I think the cultural revolution with the student uprisings peaked under Biden, and had roots in the Weather Underground. Trump is a counter-revolutionary. If China was a genuine friend, she would be a good one to have.
China certainly knows what to do with Maoists of the Weather Underground era. On the Shanghai Metro there are videos telling vicious 60 year olds who spent their teen years big-letter-posting and jetplaning their unfortunate teachers, not to bully other more genteel age groups.
China has been strategically positioning itself as the epicenter of global economics, while America has been preoccupied elsewhere. As @Brian Doyle notes below, read The Confucious. Read the Taoism, and The Art of War, and you will understand—they already have the system in place; they are simply waiting for us to cooperate. They control the labyrinth of supply chain! Not only in China but all its surroundings.

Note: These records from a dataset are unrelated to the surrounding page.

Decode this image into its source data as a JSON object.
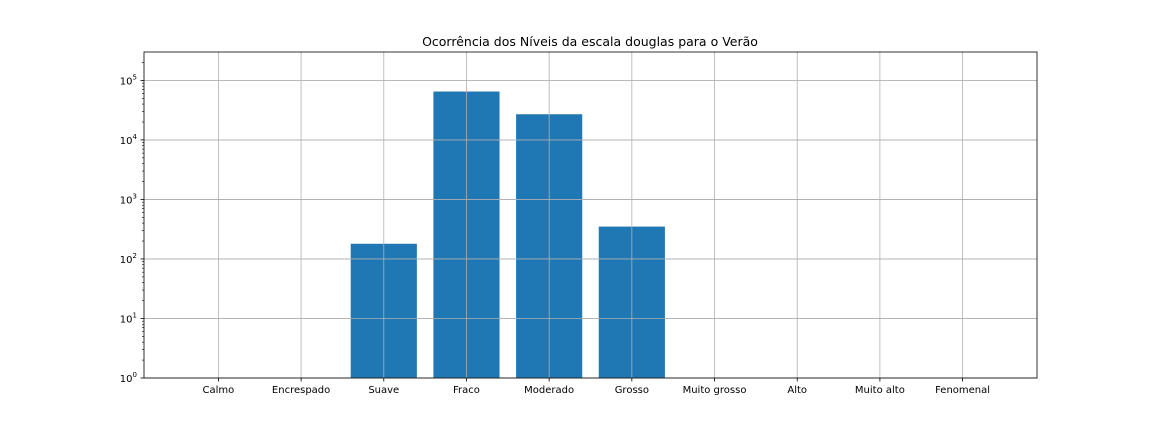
{
  "chart_data": {
    "type": "bar",
    "title": "Ocorrência dos Níveis da escala douglas para o Verão",
    "xlabel": "",
    "ylabel": "",
    "yscale": "log",
    "ylim": [
      1,
      300000
    ],
    "y_ticks": [
      {
        "value": 1,
        "base": "10",
        "exp": "0"
      },
      {
        "value": 10,
        "base": "10",
        "exp": "1"
      },
      {
        "value": 100,
        "base": "10",
        "exp": "2"
      },
      {
        "value": 1000,
        "base": "10",
        "exp": "3"
      },
      {
        "value": 10000,
        "base": "10",
        "exp": "4"
      },
      {
        "value": 100000,
        "base": "10",
        "exp": "5"
      }
    ],
    "grid": true,
    "bar_color": "#1f77b4",
    "categories": [
      "Calmo",
      "Encrespado",
      "Suave",
      "Fraco",
      "Moderado",
      "Grosso",
      "Muito grosso",
      "Alto",
      "Muito alto",
      "Fenomenal"
    ],
    "values": [
      0,
      0,
      180,
      65000,
      27000,
      350,
      0,
      0,
      0,
      0
    ]
  }
}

Now, let me show you the GDP of America’s neighboring countries. These nations are not industrialized, yet they have been stifled—held back by US to prevent them from ever becoming powerful. In contrast, if you examine the GDP of the countries surrounding China, the numbers speak for themselves.

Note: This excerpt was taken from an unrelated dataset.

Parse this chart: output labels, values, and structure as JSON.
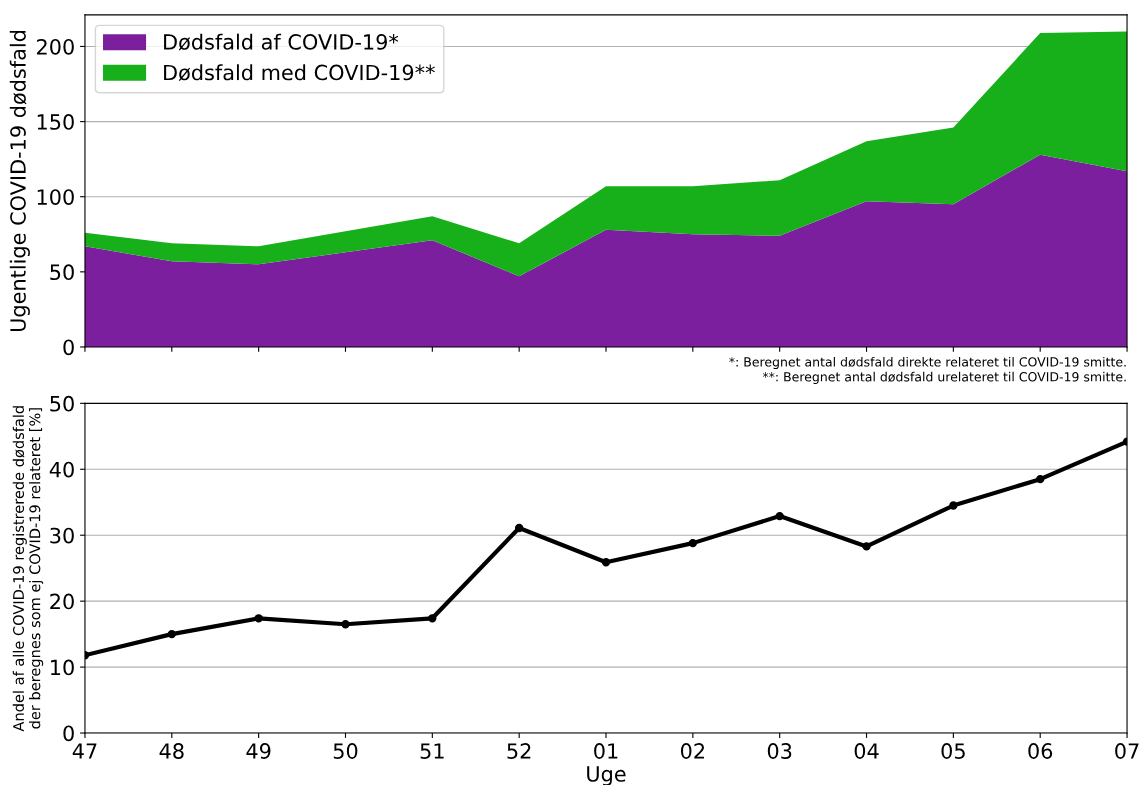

South America GDP $4.1 trillion.North America (excluding US and Canada) GDP $1.78 trillionChina borders (water and land) GDP $8.4 trillion.By recognizing their shared border and aligned ideologies, Russia and China have come to understand that any instability or conflict between them would be mutually destructive.
Get ready, folks—in the next empire, we will be speaking Chinese.
China will be laughing as the US implodes under Trump, why say anything, just watch and wait.
“According to recent polling from the European Council on Foreign Relations, 34% of the Chinese public welcomed Trump”…
Only 34% when an important aspect of Chinese culture is an appreciation and attraction of a winner, of success and achievement. China is still very much a male dominated culture and the idea of having a woman as president would be total anathema. Doubtless a womaniser like Trump would also go down well with the younger male part of the population.
I don’t think that’s necessarily true. The woman president would however, have to possess sterling qualities to equip her for the job – so a template would be either the Empress Dowager or Madame Mao (1968 model).